The report concludes with recommendations calling for the Government to bring the detention system into line with international norms and standards.

One recommendation states the Democratic People’s Republic of Korea (North Korea) should “take immediate measures to end forced abortion as well as violence intended to provoke miscarriage, including through specific legislation prohibiting such practices, and conduct prompt and impartial investigations into allegations of such acts; and ensure the prosecution of those responsible.”

‘We heard mothers screaming’

Speaking at a UN event in 2017, Ji Hyeon described how she was forced to have an abortion without medication at a local police station when she was three months pregnant.

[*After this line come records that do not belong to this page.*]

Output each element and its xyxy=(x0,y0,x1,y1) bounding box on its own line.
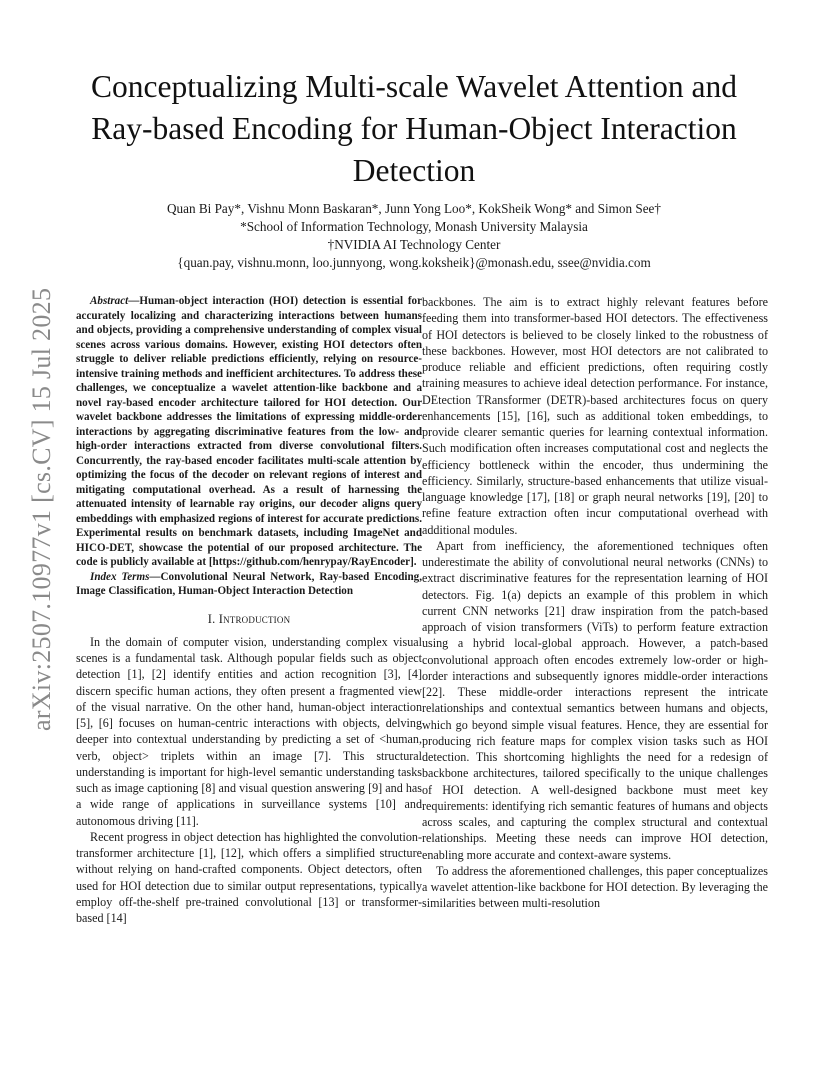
index-terms xyxy=(76,570,422,599)
left-column xyxy=(76,294,422,926)
section-heading-introduction: I. Introduction xyxy=(207,611,291,626)
paper-title: Conceptualizing Multi-scale Wavelet Attention and Ray-based Encoding for Human-Object Interaction Detection xyxy=(91,69,737,188)
affiliation-nvidia: †NVIDIA AI Technology Center xyxy=(327,237,501,252)
author-emails: {quan.pay, vishnu.monn, loo.junnyong, wong.koksheik}@monash.edu, ssee@nvidia.com xyxy=(177,255,651,270)
intro-paragraph-2: Recent progress in object detection has highlighted the convolution-transformer architecture [1], [12], which offers a simplified structure without relying on hand-crafted components. Object detectors, often used for HOI detection due to similar output representations, typically employ off-the-shelf pre-trained convolutional [13] or transformer-based [14] xyxy=(76,829,422,925)
affiliation-monash: *School of Information Technology, Monash University Malaysia xyxy=(240,219,588,234)
right-column xyxy=(422,294,768,912)
author-block xyxy=(70,200,758,272)
abstract-lead: Abstract xyxy=(90,295,129,307)
arxiv-identifier: arXiv:2507.10977v1 [cs.CV] 15 Jul 2025 xyxy=(27,287,56,731)
intro-paragraph-1: In the domain of computer vision, understanding complex visual scenes is a fundamental task. Although popular fields such as object detection [1], [2] identify entities and action recognition [3], [4] discern specific human actions, they often present a fragmented view of the visual narrative. On the other hand, human-object interaction [5], [6] focuses on human-centric interactions with objects, delving deeper into contextual understanding by predicting a set of <human, verb, object> triplets within an image [7]. This structural understanding is important for high-level semantic understanding tasks such as image captioning [8] and visual question answering [9] and has a wide range of applications in surveillance systems [10] and autonomous driving [11]. xyxy=(76,634,422,828)
abstract-text: —Human-object interaction (HOI) detection is essential for accurately localizing and characterizing interactions between humans and objects, providing a comprehensive understanding of complex visual scenes across various domains. However, existing HOI detectors often struggle to deliver reliable predictions efficiently, relying on resource-intensive training methods and inefficient architectures. To address these challenges, we conceptualize a wavelet attention-like backbone and a novel ray-based encoder architecture tailored for HOI detection. Our wavelet backbone addresses the limitations of expressing middle-order interactions by aggregating discriminative features from the low- and high-order interactions extracted from diverse convolutional filters. Concurrently, the ray-based encoder facilitates multi-scale attention by optimizing the focus of the decoder on relevant regions of interest and mitigating computational overhead. As a result of harnessing the attenuated intensity of learnable ray origins, our decoder aligns query embeddings with emphasized regions of interest for accurate predictions. Experimental results on benchmark datasets, including ImageNet and HICO-DET, showcase the potential of our proposed architecture. The code is publicly available at [https://github.com/henrypay/RayEncoder]. xyxy=(76,295,422,568)
author-list: Quan Bi Pay*, Vishnu Monn Baskaran*, Junn Yong Loo*, KokSheik Wong* and Simon See† xyxy=(166,201,662,216)
intro-paragraph-4: Apart from inefficiency, the aforementioned techniques often underestimate the ability of convolutional neural networks (CNNs) to extract discriminative features for the representation learning of HOI detectors. Fig. 1(a) depicts an example of this problem in which current CNN networks [21] draw inspiration from the patch-based approach of vision transformers (ViTs) to perform feature extraction using a hybrid local-global approach. However, a patch-based convolutional approach often encodes extremely low-order or high-order interactions and subsequently ignores middle-order interactions [22]. These middle-order interactions represent the intricate relationships and contextual semantics between humans and objects, which go beyond simple visual features. Hence, they are essential for producing rich feature maps for complex vision tasks such as HOI detection. This shortcoming highlights the need for a redesign of backbone architectures, tailored specifically to the unique challenges of HOI detection. A well-designed backbone must meet key requirements: identifying rich semantic features of humans and objects across scales, and capturing the complex structural and contextual relationships. Meeting these needs can improve HOI detection, enabling more accurate and context-aware systems. xyxy=(422,538,768,862)
index-terms-lead: Index Terms xyxy=(90,570,150,583)
intro-paragraph-5: To address the aforementioned challenges, this paper conceptualizes a wavelet attention-like backbone for HOI detection. By leveraging the similarities between multi-resolution xyxy=(422,863,768,911)
abstract xyxy=(76,294,422,570)
index-terms-text: —Convolutional Neural Network, Ray-based Encoding, Image Classification, Human-Object Interaction Detection xyxy=(76,570,422,597)
intro-paragraph-3: backbones. The aim is to extract highly relevant features before feeding them into transformer-based HOI detectors. The effectiveness of HOI detectors is believed to be closely linked to the robustness of these backbones. However, most HOI detectors are not calibrated to produce reliable and efficient predictions, often requiring costly training measures to achieve ideal detection performance. For instance, DEtection TRansformer (DETR)-based architectures focus on query enhancements [15], [16], such as additional token embeddings, to provide clearer semantic queries for learning contextual information. Such modification often increases computational cost and neglects the efficiency bottleneck within the encoder, thus undermining the efficiency. Similarly, structure-based enhancements that utilize visual-language knowledge [17], [18] or graph neural networks [19], [20] to refine feature extraction often incur computational overhead with additional modules. xyxy=(422,295,768,537)
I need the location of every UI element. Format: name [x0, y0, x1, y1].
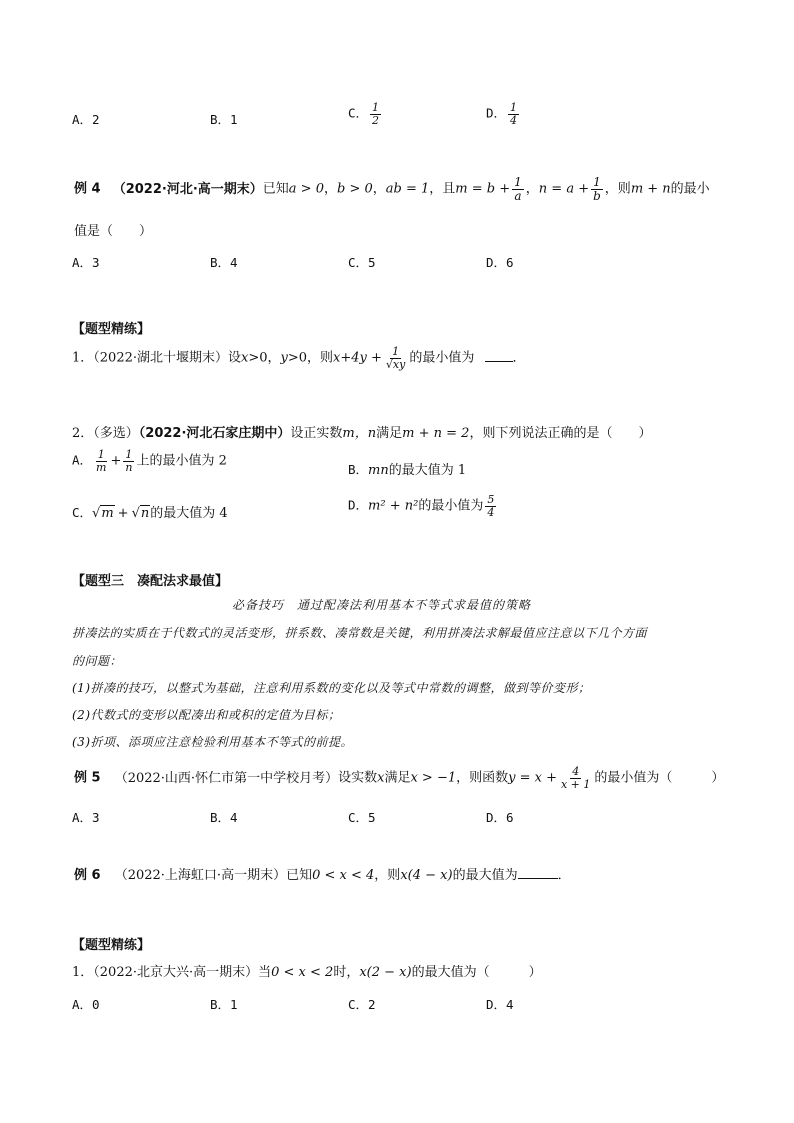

“My first child passed away without ever seeing the world, without any time for me to apologize,” she tearfully said.

“Pregnant women were forced into harsh labour all day. At night, we heard pregnant mothers screaming and babies died without ever being able to see their mothers.”

At one detention centre, she described how inmates starved to death with their dead bodies given to the guard dogs for food.

‘Barbaric’

A spokesperson for Right To Life UK, Catherine Robinson said: “The barbarity being reported in North Korea is shocking. Forced abortion is not restricted to North Korea, however, and is a barbaric practice which we must work to end wherever it happens.”